Stuart Gall wrote:
> On 20 Oct 2006, at 06:10, Chris Purves wrote:
> 
> 
>>Is there a way to have exim call spamassassin with the user to whom
>>the e-mail is sent?
>>
>>I understand that "spam = $local_part" won't work for an acl, but that
>>is essentially what I would like to be able to do.
>>
>>What is the best way to do this?
> 
> 
> We were discussing this, albeit in relation to postmaster, about a  
> week ago.
> You need to set up acl variables in the rcpt acl for the user reject/ 
> warn spam levels and then use them in the data acl
> There is however a big problem.

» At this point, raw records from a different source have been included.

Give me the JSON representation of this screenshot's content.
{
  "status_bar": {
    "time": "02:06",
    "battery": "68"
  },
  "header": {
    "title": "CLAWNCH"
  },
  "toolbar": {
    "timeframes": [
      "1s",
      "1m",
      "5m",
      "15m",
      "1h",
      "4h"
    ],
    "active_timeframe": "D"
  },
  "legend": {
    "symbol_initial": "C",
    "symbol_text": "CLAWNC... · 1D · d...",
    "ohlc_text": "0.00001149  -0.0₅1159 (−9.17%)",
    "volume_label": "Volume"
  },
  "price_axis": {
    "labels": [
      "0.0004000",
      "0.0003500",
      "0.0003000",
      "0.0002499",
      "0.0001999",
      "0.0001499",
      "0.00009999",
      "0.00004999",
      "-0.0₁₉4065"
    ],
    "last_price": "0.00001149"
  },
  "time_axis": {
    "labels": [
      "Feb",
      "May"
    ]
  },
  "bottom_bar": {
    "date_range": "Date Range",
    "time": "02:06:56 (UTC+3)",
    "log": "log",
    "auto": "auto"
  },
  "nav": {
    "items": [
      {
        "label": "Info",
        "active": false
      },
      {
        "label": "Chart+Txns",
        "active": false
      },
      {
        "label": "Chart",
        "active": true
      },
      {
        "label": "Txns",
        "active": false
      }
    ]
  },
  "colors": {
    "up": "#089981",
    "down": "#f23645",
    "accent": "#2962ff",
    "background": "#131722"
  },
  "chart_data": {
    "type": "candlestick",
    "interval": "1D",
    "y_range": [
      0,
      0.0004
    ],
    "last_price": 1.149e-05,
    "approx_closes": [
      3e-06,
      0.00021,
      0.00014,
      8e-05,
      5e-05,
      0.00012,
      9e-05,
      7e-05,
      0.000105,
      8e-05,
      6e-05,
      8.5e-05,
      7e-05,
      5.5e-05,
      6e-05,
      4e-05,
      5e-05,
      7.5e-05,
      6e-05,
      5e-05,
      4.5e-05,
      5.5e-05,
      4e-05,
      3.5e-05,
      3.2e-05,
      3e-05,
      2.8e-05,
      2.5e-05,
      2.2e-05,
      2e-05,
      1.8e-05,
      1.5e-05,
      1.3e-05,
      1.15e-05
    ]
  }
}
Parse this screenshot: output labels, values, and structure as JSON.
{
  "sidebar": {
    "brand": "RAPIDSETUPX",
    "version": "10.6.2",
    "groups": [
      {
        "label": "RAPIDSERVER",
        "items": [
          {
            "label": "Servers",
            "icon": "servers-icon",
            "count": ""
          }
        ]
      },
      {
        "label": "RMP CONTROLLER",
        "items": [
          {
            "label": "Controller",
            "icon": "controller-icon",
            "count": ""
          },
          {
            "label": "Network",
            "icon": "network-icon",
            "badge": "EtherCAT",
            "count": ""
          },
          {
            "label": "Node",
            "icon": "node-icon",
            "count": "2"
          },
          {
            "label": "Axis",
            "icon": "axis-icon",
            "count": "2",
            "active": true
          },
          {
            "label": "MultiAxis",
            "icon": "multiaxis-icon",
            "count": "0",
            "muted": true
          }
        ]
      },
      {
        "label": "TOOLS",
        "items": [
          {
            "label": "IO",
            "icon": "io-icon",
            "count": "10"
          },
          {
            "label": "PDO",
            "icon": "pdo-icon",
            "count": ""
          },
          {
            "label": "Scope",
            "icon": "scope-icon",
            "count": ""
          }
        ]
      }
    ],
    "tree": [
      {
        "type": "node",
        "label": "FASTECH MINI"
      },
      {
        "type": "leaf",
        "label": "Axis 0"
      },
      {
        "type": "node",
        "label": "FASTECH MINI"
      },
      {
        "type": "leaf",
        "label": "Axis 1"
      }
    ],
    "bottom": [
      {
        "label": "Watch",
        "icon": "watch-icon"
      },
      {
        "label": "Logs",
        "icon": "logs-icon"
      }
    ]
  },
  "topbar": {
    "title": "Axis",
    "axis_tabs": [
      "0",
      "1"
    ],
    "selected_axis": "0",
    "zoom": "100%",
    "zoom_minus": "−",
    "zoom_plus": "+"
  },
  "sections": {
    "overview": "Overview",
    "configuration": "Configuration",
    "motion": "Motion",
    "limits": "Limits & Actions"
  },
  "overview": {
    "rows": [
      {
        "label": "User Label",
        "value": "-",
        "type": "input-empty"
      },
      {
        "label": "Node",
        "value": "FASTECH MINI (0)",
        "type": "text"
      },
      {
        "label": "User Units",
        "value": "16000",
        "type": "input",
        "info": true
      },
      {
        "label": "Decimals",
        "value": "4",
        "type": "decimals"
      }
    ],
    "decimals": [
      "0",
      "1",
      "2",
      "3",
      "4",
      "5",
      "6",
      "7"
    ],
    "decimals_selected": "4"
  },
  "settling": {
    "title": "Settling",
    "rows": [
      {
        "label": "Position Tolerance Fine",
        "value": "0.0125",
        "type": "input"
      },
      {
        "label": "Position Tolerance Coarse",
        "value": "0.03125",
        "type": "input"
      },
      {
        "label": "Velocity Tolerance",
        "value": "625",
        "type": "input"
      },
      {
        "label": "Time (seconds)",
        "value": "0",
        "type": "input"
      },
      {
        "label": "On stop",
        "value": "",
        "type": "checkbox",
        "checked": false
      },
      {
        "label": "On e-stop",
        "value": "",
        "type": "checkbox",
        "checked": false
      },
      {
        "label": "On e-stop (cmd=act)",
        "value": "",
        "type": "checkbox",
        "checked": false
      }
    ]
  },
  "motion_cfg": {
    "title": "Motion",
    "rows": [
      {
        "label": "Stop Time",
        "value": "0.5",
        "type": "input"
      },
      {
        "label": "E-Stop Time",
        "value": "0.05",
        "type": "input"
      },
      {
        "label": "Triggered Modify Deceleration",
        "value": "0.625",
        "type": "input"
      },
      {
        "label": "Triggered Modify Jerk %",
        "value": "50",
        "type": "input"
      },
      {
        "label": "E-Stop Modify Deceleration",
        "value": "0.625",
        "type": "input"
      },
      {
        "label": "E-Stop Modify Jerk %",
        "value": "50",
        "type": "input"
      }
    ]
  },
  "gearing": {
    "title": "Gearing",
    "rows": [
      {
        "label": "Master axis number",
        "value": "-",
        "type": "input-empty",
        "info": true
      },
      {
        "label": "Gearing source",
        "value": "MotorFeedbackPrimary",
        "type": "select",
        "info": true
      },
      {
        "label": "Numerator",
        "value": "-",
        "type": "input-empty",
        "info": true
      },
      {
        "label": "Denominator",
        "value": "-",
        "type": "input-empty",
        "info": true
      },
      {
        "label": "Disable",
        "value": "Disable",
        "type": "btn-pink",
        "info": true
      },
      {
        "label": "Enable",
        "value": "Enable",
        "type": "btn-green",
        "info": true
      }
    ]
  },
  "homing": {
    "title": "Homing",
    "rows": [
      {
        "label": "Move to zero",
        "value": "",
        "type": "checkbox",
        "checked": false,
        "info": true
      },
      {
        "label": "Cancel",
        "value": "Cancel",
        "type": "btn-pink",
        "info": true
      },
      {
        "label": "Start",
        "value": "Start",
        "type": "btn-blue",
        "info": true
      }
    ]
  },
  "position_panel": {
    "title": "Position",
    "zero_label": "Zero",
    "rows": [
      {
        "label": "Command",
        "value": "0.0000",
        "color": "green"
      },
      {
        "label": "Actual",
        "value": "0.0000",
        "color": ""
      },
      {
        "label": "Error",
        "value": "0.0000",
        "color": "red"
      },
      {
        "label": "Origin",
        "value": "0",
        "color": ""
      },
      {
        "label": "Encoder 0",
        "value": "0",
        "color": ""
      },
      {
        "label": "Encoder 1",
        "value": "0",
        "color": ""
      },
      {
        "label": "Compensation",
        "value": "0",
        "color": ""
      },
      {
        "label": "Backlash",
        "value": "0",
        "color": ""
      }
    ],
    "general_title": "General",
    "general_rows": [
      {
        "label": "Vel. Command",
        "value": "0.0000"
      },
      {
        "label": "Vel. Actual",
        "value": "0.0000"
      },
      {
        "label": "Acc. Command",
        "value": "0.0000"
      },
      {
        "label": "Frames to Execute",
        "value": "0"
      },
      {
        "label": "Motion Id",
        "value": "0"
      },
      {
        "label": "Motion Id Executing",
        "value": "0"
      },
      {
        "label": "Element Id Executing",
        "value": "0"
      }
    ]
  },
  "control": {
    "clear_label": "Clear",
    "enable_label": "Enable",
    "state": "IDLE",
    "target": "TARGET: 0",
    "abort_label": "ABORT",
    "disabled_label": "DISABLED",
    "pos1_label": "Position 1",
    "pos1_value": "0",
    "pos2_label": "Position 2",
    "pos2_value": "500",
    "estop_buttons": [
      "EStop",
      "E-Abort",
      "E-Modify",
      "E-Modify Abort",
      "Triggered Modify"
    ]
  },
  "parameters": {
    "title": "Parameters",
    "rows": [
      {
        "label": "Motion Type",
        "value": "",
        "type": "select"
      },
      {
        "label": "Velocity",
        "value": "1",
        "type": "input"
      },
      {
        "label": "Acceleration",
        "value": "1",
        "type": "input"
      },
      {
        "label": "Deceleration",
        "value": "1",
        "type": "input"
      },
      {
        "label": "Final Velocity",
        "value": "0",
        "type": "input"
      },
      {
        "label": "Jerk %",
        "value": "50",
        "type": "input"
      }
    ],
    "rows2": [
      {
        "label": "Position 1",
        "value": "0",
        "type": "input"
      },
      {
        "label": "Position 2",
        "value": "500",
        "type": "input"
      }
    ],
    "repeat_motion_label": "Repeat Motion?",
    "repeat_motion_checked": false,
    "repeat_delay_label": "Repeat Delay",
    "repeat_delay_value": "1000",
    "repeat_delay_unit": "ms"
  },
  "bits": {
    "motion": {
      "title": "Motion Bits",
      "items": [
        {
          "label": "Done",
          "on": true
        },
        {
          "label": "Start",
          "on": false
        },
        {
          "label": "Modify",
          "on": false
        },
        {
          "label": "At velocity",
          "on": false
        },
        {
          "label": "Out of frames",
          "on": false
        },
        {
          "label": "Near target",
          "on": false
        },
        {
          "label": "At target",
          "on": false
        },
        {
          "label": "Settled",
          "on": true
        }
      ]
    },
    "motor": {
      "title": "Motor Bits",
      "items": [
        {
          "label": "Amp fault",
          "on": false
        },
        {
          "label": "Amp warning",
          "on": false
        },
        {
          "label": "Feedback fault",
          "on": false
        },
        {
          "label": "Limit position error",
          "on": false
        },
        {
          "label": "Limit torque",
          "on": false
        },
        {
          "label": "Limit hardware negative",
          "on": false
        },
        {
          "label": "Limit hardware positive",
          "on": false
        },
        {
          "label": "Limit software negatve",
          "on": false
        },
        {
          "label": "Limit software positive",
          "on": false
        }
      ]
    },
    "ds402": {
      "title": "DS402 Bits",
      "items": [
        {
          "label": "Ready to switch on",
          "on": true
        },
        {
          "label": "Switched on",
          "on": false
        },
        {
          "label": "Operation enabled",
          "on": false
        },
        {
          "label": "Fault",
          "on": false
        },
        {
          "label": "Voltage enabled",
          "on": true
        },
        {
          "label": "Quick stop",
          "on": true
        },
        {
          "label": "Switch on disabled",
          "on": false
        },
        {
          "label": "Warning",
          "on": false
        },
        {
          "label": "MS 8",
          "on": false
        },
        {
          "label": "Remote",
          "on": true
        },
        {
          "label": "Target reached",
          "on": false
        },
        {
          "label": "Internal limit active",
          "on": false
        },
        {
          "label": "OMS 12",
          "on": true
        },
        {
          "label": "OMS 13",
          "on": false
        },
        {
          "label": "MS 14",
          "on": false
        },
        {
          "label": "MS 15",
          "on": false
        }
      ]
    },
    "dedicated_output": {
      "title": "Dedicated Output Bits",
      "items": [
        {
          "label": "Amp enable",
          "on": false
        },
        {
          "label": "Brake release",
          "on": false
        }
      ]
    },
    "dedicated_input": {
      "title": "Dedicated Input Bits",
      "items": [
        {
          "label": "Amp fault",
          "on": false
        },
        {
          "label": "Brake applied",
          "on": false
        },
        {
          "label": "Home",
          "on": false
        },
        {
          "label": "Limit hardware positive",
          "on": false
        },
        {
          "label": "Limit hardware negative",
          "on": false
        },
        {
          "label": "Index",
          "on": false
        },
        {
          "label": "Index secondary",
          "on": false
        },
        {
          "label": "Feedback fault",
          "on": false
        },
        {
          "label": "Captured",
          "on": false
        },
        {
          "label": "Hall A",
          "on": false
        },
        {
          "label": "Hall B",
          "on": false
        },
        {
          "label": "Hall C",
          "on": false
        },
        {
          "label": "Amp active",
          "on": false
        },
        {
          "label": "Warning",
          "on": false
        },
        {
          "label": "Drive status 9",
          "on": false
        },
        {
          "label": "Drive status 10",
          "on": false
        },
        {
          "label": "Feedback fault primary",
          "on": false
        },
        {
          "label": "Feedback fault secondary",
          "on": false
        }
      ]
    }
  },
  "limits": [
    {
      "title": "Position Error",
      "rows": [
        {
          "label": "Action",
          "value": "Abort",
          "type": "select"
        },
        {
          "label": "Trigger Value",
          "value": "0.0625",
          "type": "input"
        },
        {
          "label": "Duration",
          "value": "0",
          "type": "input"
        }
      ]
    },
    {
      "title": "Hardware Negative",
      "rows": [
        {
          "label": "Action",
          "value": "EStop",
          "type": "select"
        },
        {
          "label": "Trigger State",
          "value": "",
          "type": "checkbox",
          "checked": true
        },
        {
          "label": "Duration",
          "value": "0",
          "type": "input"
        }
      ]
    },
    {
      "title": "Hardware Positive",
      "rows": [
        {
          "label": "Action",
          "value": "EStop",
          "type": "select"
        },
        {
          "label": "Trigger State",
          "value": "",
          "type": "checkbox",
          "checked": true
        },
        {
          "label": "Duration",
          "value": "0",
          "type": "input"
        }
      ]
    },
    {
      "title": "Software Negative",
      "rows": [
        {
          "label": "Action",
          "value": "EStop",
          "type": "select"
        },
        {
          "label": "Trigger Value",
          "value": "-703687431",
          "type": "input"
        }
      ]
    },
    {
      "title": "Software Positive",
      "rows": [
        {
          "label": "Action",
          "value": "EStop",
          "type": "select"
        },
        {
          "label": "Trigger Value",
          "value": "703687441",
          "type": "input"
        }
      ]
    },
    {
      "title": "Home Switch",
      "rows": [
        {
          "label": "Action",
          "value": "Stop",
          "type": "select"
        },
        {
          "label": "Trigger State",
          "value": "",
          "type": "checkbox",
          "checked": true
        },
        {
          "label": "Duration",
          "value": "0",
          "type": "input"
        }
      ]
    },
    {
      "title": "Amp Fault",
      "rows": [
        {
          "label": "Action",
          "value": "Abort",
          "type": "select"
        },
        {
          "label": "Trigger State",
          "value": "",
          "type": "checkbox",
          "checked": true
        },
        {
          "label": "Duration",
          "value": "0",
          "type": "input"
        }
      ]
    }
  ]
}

The data-acl and hence spam scanning  
> is only run once per message, but the rcpt acl is run for each  
> recipient.
> 
> So the above only works if there is one recipient, if there is more  
> than one then you must decide on a policy, either the most  
> restrictive or most promiscuous setting must be used (up to the  
> system policies)
> And there in you are stuffed, because your abusers will conveniently  
> not understand the issue and complain whatever policy you adopt.
> 
> At the moment I have a working setup whith just two levels.
>       1) Reject any thing above 5
>       2) warn above 5 reject over 10
> 
> Users can chose, but if the mail goes to a user in group A and CC to  
> a user in group B the group A rules apply.
> 
> but with a bit more work you could set per user warn and reject levels
> 
> 
> 
>>-- 
>>Take care,
>>Chris
>>

Without getting into the more contentious part of per-user rejection *action*
(DSN messages), the above 'threshold' can at least be made more specific:

Where acl_m(x) is the 'min' we wish to derive from the current batch of 
recipients:

Enter acl_smtp_rcpt with, for example, a system-max threshold (10?) in acl_m(x).

At the head of acl_smpt_rcpt:

set acl_m(x) = ${eval:$acl_m(x)}

So as to preserve the result of the previous pass.

======

For each pass, pull the recipient's threshold into, for example, acl_m(y) from 
wherever you are storing it.

Compare acl_m(y) - current recipient threshold,

with $acl_m(x) lowest threshold seen previously,

and set acl_m(x) to the lower value.

This preserves the 'min' value of that specific batch of recipients, rather 
than 
forcing use of system-wide defaults.